While both the U.S. and world crops are likely getting larger, the speculative longs have continued to add to their already large position. It is felt that those longs will roll out of their December positions in favor of the March contract beginning next week. Yet, the price rebound resulting from the October supply demand report has likely set the 65-66 cent price floor.

The longs that decide to remain in December may force a slight squeeze, as certificated stocks are at the lowest level since February and only about 28,000 bales. There will be an ample supply of stocks eligible for certification. But the time required to obtain the stocks, move them to a delivery warehouse and then have them certificated could overwhelm the system.

Certainly that is the case in the spring and early summer months, when shipping schedules routinely overwhelm movement for certification. Yet, harvest pressure can – and does – easily create the same concern. Thus, the pressure of inbound stocks could force warehouse delays, prevent timely moving of stocks to deliverable warehouse locations and exacerbate a potential squeeze.

Additionally, this dovetails with the very atypical large call sales position requiring price fixation on the December contract. This action creates the need to buy futures to fix the mills price paid for cotton, and will only add to the bullish idea of higher prices.

Weekly sales of U.S. cotton for the week ending October 13 totaled a net of 340,200 RB of upland and a marketing year low of 5,100 RB of Pima. Remember that the New York December ICE contract was mostly in the 67-69 cent range during the reporting week. Thus, export sales were expected to be strong. Yet, the total sales were somewhat larger than expected.

Too, the report included essentially 200,000 bales of upland sales to China (199,000). Weekly sales to China have been larger than most expected the entire year.

Too, recall we stated a month ago that sales were on track to reach well above 14 million bales. That pace continues, even though some were surprised that USDA increased its estimate by 500,000 bales in the October supply demand report – up to 12 million bales. Export sales are some 1.7 million bales more than at the same time year-ago, and export shipments are about 800,000 bales ahead of the prior year’s pace.

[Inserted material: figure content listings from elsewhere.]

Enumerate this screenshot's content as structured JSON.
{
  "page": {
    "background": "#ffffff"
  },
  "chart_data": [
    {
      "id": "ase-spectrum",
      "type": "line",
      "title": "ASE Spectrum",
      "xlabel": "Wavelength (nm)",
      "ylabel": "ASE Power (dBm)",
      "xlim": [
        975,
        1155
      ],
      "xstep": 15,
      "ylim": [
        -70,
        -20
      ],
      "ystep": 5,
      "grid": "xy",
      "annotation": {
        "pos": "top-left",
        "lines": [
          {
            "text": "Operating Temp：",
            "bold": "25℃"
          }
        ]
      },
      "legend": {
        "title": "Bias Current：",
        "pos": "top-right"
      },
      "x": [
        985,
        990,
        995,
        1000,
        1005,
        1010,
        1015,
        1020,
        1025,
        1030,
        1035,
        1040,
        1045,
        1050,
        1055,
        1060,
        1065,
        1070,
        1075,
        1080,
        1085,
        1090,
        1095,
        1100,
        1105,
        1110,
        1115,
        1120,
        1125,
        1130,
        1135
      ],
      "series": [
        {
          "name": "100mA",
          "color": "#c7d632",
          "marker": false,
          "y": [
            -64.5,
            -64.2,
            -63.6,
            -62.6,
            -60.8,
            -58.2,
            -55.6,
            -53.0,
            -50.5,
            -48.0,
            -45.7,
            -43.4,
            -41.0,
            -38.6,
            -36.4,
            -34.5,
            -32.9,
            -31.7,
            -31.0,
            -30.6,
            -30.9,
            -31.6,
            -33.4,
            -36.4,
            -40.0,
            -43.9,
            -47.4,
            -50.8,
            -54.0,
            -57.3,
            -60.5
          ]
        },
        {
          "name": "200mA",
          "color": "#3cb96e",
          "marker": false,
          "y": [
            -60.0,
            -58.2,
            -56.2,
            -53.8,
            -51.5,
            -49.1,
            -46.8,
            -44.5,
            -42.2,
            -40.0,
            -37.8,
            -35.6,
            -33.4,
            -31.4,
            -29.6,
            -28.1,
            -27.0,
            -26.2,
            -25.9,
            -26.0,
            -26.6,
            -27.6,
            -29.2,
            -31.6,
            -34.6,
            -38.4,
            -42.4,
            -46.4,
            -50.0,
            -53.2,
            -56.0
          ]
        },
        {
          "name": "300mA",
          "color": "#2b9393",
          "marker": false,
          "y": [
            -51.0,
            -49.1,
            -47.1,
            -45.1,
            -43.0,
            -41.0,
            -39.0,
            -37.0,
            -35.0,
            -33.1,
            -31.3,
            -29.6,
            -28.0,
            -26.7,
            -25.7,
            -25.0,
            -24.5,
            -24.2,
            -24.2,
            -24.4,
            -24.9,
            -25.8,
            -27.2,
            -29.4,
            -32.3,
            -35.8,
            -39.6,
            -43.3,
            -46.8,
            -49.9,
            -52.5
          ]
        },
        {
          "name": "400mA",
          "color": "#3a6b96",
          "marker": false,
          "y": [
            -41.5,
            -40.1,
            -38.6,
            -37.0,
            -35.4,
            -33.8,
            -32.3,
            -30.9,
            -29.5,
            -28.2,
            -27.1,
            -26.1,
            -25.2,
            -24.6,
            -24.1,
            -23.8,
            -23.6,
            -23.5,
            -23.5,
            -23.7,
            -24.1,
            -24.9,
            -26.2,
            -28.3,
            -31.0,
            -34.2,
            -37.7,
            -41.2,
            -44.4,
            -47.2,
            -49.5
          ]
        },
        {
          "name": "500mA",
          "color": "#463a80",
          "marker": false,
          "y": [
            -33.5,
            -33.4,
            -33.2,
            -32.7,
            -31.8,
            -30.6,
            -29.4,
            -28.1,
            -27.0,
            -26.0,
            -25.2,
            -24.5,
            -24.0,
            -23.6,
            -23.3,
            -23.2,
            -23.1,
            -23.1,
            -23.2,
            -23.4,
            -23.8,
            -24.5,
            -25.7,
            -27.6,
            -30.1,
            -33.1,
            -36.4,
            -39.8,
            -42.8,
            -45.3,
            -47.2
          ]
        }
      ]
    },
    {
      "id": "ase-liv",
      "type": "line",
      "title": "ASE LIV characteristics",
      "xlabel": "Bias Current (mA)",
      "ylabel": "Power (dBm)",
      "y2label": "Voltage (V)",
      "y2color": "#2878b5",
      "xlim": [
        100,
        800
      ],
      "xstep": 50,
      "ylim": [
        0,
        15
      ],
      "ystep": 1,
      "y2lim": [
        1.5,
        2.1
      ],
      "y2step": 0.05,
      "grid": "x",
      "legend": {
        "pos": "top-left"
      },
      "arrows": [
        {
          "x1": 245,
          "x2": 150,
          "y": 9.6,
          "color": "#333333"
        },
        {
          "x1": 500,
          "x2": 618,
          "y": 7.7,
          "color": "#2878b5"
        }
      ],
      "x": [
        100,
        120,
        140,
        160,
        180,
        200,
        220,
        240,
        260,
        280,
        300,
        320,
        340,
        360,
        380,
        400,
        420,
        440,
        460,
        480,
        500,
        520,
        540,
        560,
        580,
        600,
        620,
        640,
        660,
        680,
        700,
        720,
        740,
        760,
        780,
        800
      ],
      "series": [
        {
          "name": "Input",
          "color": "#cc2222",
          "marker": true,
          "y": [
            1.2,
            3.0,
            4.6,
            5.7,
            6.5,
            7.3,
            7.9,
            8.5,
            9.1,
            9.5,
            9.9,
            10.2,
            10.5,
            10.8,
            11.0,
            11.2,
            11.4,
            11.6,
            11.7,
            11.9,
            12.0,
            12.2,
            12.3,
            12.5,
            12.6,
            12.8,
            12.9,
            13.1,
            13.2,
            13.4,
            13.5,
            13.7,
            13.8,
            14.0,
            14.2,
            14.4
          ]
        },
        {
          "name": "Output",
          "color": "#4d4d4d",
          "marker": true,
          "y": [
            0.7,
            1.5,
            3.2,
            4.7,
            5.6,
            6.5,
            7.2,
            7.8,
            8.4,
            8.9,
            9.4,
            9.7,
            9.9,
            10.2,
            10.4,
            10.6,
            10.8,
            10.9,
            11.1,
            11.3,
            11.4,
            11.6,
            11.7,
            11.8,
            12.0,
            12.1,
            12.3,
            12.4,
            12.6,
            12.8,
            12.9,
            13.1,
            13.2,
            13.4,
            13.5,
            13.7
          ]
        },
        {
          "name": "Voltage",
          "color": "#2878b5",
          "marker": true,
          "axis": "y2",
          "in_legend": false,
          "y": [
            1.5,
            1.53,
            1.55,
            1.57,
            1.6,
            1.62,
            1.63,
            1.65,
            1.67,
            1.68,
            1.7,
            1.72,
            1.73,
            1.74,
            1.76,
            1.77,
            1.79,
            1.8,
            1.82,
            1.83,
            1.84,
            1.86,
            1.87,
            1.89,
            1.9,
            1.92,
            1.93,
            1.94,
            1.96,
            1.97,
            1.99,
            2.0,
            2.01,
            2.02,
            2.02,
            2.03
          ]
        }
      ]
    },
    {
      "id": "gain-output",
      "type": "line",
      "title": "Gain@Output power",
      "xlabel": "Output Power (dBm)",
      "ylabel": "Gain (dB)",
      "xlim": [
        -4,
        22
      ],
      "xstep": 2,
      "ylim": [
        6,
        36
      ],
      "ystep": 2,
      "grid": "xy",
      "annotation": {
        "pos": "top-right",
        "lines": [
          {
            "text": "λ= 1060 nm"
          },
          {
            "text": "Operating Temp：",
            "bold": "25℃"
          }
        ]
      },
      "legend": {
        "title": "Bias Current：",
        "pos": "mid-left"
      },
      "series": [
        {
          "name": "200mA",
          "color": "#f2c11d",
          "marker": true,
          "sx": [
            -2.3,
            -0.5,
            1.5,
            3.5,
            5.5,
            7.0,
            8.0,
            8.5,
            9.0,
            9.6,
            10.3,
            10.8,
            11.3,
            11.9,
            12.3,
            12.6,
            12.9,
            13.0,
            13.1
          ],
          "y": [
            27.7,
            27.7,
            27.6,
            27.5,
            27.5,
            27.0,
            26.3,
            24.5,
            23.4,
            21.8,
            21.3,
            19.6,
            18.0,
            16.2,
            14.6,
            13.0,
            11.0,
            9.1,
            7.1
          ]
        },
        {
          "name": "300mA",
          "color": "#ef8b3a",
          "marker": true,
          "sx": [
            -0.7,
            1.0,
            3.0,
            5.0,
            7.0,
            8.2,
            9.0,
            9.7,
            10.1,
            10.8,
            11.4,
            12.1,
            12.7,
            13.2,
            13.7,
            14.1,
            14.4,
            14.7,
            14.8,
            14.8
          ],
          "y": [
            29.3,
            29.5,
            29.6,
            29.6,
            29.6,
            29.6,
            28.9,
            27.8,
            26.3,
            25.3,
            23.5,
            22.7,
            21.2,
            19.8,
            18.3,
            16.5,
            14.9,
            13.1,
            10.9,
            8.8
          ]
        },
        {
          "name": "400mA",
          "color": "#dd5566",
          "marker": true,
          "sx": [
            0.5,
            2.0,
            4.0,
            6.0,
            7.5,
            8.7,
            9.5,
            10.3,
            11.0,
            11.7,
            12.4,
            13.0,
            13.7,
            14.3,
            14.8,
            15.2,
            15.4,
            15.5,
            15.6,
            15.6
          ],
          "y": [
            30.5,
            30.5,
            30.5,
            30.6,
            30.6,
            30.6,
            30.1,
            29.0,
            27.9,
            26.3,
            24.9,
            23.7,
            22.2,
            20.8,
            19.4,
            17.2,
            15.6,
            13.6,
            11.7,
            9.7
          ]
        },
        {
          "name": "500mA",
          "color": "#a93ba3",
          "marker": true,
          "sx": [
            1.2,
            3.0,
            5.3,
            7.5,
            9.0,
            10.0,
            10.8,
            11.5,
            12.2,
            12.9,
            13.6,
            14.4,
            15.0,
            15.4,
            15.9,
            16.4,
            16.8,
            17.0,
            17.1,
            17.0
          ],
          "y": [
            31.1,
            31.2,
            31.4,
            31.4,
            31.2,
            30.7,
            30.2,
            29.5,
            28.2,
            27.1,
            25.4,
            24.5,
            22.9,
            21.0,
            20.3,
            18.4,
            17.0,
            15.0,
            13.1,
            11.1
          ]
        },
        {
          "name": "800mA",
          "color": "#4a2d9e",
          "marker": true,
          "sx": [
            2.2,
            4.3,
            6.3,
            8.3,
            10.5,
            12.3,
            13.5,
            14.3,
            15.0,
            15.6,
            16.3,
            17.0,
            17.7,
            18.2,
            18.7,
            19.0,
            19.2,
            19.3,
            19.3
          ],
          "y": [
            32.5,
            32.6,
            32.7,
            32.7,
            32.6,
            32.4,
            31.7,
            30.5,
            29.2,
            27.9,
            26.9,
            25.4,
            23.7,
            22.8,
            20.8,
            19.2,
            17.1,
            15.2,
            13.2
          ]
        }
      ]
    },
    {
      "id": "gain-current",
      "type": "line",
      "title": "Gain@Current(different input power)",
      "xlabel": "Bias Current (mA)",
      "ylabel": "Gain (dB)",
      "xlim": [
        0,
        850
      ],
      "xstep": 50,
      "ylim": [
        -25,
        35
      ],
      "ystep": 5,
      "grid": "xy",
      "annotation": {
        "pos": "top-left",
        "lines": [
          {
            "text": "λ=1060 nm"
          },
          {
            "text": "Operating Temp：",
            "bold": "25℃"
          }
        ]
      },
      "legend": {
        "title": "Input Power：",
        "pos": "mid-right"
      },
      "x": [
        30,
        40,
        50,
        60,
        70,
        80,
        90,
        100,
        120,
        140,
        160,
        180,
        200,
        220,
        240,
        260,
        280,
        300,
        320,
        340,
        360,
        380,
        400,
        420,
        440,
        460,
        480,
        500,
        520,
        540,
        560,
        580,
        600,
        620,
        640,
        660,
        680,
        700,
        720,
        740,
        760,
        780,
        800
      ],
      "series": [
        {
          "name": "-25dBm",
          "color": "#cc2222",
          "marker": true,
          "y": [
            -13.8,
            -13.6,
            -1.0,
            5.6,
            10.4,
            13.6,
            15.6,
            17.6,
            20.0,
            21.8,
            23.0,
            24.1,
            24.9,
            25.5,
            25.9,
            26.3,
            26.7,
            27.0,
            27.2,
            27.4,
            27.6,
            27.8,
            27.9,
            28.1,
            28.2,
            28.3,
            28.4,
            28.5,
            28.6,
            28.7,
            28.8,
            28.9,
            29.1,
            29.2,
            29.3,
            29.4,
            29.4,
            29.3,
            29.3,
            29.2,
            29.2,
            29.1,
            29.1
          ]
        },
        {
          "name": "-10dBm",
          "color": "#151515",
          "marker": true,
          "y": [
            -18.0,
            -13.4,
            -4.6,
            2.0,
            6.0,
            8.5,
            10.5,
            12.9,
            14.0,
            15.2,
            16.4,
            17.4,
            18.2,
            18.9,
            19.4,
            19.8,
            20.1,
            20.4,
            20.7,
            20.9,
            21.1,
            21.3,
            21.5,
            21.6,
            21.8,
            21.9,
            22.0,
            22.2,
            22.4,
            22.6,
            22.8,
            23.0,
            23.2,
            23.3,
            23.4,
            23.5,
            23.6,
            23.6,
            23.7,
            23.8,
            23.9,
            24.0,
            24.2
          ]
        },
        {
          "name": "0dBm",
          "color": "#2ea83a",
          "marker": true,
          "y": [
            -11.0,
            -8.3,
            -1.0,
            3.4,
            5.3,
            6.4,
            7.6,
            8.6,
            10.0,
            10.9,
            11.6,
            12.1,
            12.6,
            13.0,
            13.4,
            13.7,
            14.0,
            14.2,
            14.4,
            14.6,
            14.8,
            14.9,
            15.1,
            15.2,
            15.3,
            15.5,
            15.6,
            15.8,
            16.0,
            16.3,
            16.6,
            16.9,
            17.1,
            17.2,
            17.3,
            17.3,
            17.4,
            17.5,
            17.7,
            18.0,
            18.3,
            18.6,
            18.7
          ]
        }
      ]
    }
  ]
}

Nevertheless, I would be remiss if I suggested sales would actually total 14 million bales or more.  Yet, that is the current pace with just short of only three full months of the marketing season already in the books. There will likely be room to expand U.S. exports up to 13 million bales if harvest conditions remain excellent and quality holds up to expectations.

Of course, and being redundant, a 13.0 million bales export mark would be 1.0 million bales above the current USDA forecast. However, as noted, both total sales and sales to China have far exceeded expectations. Another caveat, however, is that the New York nearby contract remain near the 70 cent level if sales are to expand above 13.0 million bales. That is, mill signals are that some will substitute cheap acid-based chemical fibers as cotton prices move above 70 cents.

Look for the market to remain volatile with just four plus weeks remaining until December’s first notice day (November 23). Triple digit trading days should be routinely expected. The full price range should not be discounted – 65-72 cents – but I expect to see the 67-70 cent area to be where most of the trading is focused.